Le nuove norme, predisposte dalla giunta e ora sottoposte all’approvazione del consiglio comunale, introducono un divieto di trasformazione alle attività storiche in relazione ad alcuni elementi che saranno individuati per ciascun esercizio da un’apposita commissione tecnica. Inoltre, in caso di cessazione, il proprietario del fondo dovrà comunque impegnarsi ad ospitare un’attività coerente con i vincoli prescritti. Sia la richiesta di trasformazione che quella di cancellazione dalla lista delle attività storiche passeranno al vaglio del consiglio comunale.
Le attività commerciali saranno suddivise in tre categorie: eccellenze storiche (categoria A); attività tradizionali (categoria B); ambulanti storici (categoria C).

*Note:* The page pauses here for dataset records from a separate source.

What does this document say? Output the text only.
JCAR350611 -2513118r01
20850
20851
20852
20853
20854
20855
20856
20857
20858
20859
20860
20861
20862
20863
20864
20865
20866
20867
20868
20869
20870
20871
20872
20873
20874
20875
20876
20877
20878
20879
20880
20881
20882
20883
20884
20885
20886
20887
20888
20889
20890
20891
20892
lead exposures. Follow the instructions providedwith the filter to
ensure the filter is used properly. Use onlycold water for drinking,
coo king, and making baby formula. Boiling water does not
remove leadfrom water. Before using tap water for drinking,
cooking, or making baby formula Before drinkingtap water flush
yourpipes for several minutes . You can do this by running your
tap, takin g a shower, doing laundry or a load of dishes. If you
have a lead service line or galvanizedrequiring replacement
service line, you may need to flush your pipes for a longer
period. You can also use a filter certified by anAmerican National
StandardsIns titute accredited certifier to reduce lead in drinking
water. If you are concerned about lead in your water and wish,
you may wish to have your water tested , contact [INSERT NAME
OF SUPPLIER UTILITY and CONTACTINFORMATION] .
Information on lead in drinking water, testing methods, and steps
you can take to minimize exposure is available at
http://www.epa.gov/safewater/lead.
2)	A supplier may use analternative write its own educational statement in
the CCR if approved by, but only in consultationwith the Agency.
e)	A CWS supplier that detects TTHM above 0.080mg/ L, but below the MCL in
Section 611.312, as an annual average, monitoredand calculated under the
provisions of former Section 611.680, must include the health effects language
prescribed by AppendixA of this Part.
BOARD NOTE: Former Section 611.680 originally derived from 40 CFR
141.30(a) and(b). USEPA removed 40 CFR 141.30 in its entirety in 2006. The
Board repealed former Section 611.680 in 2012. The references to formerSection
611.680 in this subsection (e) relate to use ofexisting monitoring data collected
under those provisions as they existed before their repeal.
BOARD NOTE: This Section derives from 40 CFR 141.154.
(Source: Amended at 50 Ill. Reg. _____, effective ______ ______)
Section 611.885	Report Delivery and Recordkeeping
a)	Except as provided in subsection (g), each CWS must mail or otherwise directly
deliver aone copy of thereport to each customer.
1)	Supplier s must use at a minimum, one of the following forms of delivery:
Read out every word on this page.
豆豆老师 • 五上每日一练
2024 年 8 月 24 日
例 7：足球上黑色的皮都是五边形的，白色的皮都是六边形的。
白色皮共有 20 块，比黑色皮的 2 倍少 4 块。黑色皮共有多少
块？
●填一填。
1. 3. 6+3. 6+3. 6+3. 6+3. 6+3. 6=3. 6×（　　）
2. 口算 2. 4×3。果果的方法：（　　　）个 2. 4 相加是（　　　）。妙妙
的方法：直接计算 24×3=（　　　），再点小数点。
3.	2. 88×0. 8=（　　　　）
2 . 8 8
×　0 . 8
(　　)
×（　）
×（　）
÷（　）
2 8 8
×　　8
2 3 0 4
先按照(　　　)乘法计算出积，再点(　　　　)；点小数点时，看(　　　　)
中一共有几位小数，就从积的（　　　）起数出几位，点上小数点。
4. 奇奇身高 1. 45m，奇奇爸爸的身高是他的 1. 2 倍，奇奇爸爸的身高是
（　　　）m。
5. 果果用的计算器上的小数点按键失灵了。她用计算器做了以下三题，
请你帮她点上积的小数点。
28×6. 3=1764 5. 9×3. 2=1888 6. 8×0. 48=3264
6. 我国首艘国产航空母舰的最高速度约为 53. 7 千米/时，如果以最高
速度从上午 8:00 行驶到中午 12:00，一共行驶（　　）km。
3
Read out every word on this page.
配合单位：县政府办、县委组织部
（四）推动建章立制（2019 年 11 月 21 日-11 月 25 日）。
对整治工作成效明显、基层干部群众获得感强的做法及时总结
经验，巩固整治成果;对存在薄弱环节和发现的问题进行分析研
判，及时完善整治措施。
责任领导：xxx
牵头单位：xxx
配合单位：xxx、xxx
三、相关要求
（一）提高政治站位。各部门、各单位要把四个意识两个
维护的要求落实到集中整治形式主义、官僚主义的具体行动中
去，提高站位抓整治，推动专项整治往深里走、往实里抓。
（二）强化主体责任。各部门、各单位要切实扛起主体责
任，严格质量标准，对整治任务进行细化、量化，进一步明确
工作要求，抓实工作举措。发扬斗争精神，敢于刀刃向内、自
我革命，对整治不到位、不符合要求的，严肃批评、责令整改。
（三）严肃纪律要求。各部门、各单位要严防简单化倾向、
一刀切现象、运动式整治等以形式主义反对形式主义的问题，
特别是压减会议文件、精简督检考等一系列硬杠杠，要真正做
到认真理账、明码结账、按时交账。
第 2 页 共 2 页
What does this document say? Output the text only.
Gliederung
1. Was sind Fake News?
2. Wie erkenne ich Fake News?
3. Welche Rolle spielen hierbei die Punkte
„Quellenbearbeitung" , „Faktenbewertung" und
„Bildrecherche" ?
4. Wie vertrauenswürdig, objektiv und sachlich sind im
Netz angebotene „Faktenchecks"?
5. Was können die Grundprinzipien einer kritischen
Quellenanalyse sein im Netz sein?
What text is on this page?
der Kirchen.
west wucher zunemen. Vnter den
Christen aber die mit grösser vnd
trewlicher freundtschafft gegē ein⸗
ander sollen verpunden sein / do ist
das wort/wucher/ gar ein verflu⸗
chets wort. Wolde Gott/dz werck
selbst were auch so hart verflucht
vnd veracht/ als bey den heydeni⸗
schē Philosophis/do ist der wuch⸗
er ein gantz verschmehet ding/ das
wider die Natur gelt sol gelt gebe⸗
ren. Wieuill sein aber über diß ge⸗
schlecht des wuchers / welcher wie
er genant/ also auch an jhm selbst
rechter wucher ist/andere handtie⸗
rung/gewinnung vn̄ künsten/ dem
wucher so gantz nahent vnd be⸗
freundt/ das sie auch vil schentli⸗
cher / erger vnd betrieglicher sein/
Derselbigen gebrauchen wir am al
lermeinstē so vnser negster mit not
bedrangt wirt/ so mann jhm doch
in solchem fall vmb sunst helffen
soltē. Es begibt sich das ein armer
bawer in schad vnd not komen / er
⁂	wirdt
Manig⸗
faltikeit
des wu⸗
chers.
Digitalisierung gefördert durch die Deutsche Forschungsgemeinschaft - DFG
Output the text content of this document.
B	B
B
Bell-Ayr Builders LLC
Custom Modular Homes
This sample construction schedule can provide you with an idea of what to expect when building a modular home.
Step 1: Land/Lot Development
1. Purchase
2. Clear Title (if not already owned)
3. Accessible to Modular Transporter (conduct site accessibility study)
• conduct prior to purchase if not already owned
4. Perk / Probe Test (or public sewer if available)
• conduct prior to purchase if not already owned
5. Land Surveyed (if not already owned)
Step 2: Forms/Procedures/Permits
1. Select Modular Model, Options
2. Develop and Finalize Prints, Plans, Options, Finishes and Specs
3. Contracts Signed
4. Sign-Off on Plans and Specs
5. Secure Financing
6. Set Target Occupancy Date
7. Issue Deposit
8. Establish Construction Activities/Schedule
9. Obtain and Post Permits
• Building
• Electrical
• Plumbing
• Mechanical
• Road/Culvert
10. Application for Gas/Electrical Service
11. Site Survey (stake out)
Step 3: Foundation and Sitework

I criteri oggetto di tutela sono stati individuati insieme alla Facoltà di Architettura dell’Università di Firenze, con il team del professor Stefano Bertocci che ha svolto un'approfondita analisi di oltre 200 esercizi. Gli ambiti oggetto di indagine sono stati tre: gli elementi artistici e architettonici legati all’immobile, all'insegna e agli arredi; la tipologia di attività (lavorazione e servizi); il contesto urbano nel quale l’attività si inserisce.
Per essere considerate storiche le attività in sede fissa dovranno essere in possesso dei seguenti requisiti: esercitare la stessa attività (in termini di tipologia di servizi o di genere merceologico) da almeno 50 anni in immobili siti nel Comune di Firenze, mantenendo inalterata (o comunque riconoscibile) l’originaria denominazione o insegna, a prescindere dall’eventuale passaggio di proprietà o affitto d’impresa; esercitare, fin dalla costituzione dell’impresa, la propria attività nella stessa sede, o in una sede analoga per posizione o significato storico, sociale o ambientale; svolgere attività di rilevante interesse per il mantenimento e il consolidamento delle tradizioni economiche, culturali, sociali e dell’immagine della città ai sensi delle convenzioni Unesco. Per l’inserimento nella categoria delle ‘eccellenze storiche’ le attività dovranno presentare una o più delle 10 caratteristiche di pregio individuate dallo studio scientifico dell’Università di Firenze.